Fast and Practical Strassen's Matrix Multiplication using FPGAs
Afzal Ahmad, Linfeng Du, Wei Zhang
TL;DR
This work targets efficient general matrix multiply (GeMM) on FPGAs by presenting a two-level Strassen's squared algorithm that is plug-compatible with a high-performance GeMM kernel. By using on-chip 4×4 block buffers to reuse submatrices and a dedicated LHS/RHS workflow, the design computes 49 intermediate results ($m_0$ to $m_{48}$) via 49 GeMM calls while streaming and accumulating directly into output buffers. Empirical results on Alveo U50/U280 show that, for low-precision data, the Strassen-based kernel can outperform optimized GeMM implementations (e.g., up to $1.85\times$ speedup for int8 and $158.8$ GOPS for int16) with comparable resource use, and that memory interfaces (HBM vs DDR) significantly influence performance. The findings demonstrate practical Strassen-enabled FPGA accelerators for small-to-medium matrix sizes and low-precision arithmetic, highlighting meaningful gains in throughput and energy efficiency in dnn-like workloads.
Abstract
Matrix multiplication is a cornerstone operation in a wide array of scientific fields, including machine learning and computer graphics. The standard algorithm for matrix multiplication has a complexity of $\mathcal{O}(n^3)$ for $n\times n$ matrices. Strassen's algorithm improves this to $\mathcal{O}(n^{2.807})$, but its practicality is limited for small to medium matrix sizes due to the large number of additions it introduces.
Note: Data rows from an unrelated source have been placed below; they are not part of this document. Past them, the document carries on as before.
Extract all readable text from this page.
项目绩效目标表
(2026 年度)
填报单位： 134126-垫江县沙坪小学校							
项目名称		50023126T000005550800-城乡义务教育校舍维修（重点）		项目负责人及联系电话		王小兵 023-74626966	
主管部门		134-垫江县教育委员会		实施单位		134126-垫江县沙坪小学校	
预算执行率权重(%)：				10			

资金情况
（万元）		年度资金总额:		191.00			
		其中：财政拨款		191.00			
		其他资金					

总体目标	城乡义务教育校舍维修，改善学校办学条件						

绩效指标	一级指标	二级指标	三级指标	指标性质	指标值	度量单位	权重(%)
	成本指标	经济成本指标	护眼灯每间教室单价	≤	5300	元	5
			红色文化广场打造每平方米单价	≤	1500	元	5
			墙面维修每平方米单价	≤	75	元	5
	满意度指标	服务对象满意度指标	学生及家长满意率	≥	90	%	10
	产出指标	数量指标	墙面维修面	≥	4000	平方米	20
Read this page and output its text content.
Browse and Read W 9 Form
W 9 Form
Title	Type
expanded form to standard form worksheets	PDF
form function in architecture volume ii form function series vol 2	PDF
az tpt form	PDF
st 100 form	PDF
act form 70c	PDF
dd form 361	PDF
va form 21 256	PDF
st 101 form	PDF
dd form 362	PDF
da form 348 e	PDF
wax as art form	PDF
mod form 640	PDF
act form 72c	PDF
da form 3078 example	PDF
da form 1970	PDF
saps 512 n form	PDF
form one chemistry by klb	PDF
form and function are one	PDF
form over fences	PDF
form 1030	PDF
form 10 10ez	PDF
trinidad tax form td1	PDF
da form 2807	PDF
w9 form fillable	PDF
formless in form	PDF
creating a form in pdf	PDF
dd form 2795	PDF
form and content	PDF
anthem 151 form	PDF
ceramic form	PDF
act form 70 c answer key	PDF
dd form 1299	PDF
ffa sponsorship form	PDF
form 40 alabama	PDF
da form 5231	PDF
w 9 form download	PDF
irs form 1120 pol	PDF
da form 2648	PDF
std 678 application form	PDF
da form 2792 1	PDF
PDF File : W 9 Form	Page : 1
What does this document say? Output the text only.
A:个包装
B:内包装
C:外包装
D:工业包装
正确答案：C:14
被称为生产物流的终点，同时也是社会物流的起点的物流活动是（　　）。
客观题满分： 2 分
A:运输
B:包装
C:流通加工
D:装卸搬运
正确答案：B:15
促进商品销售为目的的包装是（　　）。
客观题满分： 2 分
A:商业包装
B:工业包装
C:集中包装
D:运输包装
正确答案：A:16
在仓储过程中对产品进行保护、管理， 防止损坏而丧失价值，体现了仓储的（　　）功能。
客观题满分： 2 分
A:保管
This paper presents a novel FPGA-based implementation of Strassen's algorithm that achieves superior speed over an optimized General Matrix Multiply (GeMM) implementation for matrices as small as $n=256$. Our design, tested extensively on two high-performance FPGA accelerators (Alveo U50 and U280) across various data types, matches or surpasses the performance of a highly optimized baseline across a range of matrix sizes.